Erdmann ging dabei noch von einem eng gefassten Kreuzzugsbegriff aus. Nur jene Unternehmungen, die nach Palästina führten oder führen sollten, um das Heilige Land und die Heilige Stadt Jerusalem zu befreien, ließ er als »eigentliche« Kreuzzüge gelten. Sie seien durch »Kreuzpredigt, Kreuzgelübde, Kreuznahme und […] Kreuzablaß« gekennzeichnet gewesen und somit immer von einer religiösen Gesinnung, keinesfalls von weltlichen Absichten inspiriert worden. Erdmann geht so weit, den wirklichen Kreuzzügen ein »Moment der nationalen Uninteressiertheit« zu unterstellen. Da aber Portugal so spät in die Kreuzzugsgeschichte eingetreten sei und den Kreuzzugsgedanken dann dazu benutzt habe, sein Kolonialreich auf- und auszubauen, müsse man diese Unternehmungen zu den zahlreichen »Ablenkungen und Abirrungen« rechnen, die die Geschichte der Kreuzzüge seit dem 13. Jahrhundert gekennzeichnet hätten.46 Das muss man nicht so sehen und die neuere, vor allem die englische und amerikanische Forschung bevorzugt einen erweiterten Kreuzzugsbegriff, der ohne die Unterscheidung von eigentlichen und abgelenkten, verirrten oder gar pervertierten Kreuzzügen auskommt. Dabei beruft sie sich auf Erdmanns jüngere Arbeiten. In seiner Dissertation hielt er noch an dem klassischen Begriff fest, bekannte sich aber bereits zu einer konsequent geistes- bzw. frömmigkeitsgeschichtlichen Interpretation der mittelalterlichen Geschichte. Seine späteren Arbeiten sollten darauf aufbauen. Außerdem gab sie ihm die Gelegenheit, zu erproben, was ihn weiterhin auszeichnen sollte: die Erhellung eines bedeutsamen Gegenstands durch die quellenkritisch informierte Detailanalyse, die sich nicht in Quisquilien erschöpft, sondern die Grundlagen für weitreichende Folgerungen legt.

Eine solche Untersuchung hätte ohne genaue Ortskenntnisse nicht geschrieben werden können. Sie lebt geradezu von den persönlichen Erfahrungen des Verfassers und reicht dessen Einsichten als lebendige Anschauung weiter. Doch sie musste von einer deutschen Universität approbiert werden. Erdmann schrieb sich also für zwei Semester an der Universität Würzburg ein und legte dann die erforderlichen Prüfungen ab. Für das Rigorosum wählte er die nicht ungewöhnliche und doch bemerkenswerte Fächerkombination: Geschichte – Alte Geschichte – romanische Sprachen.
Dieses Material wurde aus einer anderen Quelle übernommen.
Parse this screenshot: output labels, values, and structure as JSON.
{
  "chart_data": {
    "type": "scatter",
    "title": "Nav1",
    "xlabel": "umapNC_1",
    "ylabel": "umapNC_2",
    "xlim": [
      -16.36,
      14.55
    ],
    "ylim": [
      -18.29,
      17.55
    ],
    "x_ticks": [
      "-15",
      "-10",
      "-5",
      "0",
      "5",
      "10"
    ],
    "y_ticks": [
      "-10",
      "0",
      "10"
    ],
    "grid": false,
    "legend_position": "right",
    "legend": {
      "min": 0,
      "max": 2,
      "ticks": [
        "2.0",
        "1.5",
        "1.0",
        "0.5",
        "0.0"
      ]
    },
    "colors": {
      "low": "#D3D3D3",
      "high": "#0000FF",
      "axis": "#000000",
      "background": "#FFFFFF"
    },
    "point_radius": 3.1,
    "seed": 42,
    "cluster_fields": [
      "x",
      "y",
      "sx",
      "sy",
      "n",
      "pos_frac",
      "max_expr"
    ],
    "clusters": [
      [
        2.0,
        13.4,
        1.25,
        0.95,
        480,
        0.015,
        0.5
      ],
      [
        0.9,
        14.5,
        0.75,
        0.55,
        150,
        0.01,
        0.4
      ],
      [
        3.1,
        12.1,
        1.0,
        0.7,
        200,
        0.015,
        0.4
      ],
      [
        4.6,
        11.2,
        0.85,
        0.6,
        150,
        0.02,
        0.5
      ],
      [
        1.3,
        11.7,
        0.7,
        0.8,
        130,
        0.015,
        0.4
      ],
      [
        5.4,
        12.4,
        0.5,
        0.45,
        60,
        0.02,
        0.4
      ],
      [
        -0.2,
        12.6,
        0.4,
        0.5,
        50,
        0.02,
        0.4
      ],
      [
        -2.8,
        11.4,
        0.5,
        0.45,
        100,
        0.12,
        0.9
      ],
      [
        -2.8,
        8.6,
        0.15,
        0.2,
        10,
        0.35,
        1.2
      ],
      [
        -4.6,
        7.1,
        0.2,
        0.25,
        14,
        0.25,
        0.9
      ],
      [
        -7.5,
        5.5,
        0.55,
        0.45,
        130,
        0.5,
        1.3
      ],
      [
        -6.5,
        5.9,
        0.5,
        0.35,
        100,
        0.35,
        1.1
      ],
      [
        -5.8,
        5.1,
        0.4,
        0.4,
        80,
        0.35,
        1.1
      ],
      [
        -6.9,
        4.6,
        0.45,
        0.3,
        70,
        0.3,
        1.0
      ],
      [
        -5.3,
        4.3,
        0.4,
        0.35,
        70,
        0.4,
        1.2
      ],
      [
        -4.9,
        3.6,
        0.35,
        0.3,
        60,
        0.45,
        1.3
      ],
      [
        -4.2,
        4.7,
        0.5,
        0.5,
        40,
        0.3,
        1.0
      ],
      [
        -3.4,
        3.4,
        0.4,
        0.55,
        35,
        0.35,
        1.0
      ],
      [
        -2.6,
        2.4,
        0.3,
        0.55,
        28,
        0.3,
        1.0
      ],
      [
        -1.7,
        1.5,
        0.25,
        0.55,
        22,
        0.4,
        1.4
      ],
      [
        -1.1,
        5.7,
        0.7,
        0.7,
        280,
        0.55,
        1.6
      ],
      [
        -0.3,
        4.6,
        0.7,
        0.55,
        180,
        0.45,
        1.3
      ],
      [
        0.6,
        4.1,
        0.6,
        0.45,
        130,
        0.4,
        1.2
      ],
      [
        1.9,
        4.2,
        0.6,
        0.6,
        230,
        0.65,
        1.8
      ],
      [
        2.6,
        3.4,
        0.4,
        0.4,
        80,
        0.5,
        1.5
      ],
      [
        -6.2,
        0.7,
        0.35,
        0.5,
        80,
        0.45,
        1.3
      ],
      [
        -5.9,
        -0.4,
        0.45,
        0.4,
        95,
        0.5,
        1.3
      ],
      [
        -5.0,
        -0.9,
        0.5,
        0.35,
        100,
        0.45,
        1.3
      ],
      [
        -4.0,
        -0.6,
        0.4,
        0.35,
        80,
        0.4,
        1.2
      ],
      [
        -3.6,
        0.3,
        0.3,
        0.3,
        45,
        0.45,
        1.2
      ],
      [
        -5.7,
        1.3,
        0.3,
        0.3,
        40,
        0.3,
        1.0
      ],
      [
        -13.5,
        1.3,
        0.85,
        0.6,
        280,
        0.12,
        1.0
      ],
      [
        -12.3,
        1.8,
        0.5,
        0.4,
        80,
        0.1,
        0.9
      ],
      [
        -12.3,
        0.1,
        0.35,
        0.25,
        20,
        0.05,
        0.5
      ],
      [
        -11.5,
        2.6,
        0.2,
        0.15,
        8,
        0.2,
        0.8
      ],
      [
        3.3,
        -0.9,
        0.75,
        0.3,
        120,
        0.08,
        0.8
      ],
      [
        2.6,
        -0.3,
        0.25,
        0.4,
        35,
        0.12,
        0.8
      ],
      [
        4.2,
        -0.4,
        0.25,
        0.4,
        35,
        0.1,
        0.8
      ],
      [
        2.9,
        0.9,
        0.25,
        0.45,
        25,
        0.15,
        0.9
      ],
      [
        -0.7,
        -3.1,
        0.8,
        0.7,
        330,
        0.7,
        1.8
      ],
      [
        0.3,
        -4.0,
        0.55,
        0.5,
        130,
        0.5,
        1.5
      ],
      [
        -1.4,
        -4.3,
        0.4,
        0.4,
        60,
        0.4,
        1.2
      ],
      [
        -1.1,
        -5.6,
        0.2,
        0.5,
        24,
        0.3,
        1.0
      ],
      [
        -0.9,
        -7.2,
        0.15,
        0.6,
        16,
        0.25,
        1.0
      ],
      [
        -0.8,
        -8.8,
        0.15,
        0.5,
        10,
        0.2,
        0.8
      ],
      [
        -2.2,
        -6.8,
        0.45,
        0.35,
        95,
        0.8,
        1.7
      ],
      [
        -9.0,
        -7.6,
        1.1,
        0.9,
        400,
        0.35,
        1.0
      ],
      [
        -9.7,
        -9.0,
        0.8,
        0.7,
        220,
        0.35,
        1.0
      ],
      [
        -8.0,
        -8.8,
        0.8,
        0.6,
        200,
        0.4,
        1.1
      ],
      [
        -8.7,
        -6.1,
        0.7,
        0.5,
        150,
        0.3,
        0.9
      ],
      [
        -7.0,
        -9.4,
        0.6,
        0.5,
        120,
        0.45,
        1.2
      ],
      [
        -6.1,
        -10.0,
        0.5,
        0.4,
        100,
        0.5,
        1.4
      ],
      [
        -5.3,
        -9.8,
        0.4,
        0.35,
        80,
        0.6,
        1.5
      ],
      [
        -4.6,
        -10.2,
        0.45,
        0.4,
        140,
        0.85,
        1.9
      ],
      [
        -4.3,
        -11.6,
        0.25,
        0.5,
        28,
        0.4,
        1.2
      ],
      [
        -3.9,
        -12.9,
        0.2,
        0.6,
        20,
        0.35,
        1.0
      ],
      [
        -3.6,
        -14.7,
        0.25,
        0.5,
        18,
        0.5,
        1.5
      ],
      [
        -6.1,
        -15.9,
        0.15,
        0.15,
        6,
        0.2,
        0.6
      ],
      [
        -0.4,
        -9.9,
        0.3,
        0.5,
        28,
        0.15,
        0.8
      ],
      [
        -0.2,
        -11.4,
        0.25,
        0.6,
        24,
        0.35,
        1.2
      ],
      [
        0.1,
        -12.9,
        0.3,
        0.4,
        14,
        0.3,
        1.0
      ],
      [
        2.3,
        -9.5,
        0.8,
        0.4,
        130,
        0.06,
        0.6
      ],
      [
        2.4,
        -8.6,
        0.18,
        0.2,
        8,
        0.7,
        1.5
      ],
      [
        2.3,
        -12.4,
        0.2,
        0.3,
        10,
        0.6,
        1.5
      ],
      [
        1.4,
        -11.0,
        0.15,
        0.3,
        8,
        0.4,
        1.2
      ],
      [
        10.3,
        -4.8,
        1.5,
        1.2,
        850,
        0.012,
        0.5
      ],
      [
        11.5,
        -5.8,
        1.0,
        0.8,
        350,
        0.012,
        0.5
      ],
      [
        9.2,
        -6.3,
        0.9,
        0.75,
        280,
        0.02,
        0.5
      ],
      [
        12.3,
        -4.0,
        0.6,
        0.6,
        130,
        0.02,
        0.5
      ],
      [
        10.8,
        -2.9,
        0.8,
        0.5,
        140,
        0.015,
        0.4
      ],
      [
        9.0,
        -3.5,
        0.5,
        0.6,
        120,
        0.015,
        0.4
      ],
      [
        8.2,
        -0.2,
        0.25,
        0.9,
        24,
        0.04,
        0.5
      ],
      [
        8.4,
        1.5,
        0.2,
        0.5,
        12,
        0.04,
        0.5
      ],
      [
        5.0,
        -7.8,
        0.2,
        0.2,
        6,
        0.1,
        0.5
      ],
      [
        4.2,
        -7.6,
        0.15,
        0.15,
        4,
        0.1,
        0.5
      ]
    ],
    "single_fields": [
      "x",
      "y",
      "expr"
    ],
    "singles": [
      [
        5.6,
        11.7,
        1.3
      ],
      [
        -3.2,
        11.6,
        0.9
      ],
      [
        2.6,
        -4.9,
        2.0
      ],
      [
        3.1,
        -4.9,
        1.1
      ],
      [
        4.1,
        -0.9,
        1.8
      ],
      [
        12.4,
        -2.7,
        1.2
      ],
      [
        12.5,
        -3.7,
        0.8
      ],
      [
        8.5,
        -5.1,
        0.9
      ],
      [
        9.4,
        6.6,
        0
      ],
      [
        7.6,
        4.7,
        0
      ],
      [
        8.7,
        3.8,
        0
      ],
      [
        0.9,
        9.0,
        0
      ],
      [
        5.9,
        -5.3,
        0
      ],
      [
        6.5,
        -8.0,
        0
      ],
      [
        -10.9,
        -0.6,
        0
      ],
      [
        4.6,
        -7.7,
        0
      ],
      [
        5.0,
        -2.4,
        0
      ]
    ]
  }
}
Geschichte hatte er ganze vier Semester studiert, Portugiesisch und Spanisch nicht an einer Universität, sondern im Alltag vor Ort erlernt. Eine solche Prüfung wäre heute nicht mehr möglich.47 Doch auch, wenn man die damaligen Bedingungen in Rechnung stellt, zeigt das Würzburger Verfahren, dass Erdmann unter allen Umständen seinen eigenen Weg ging.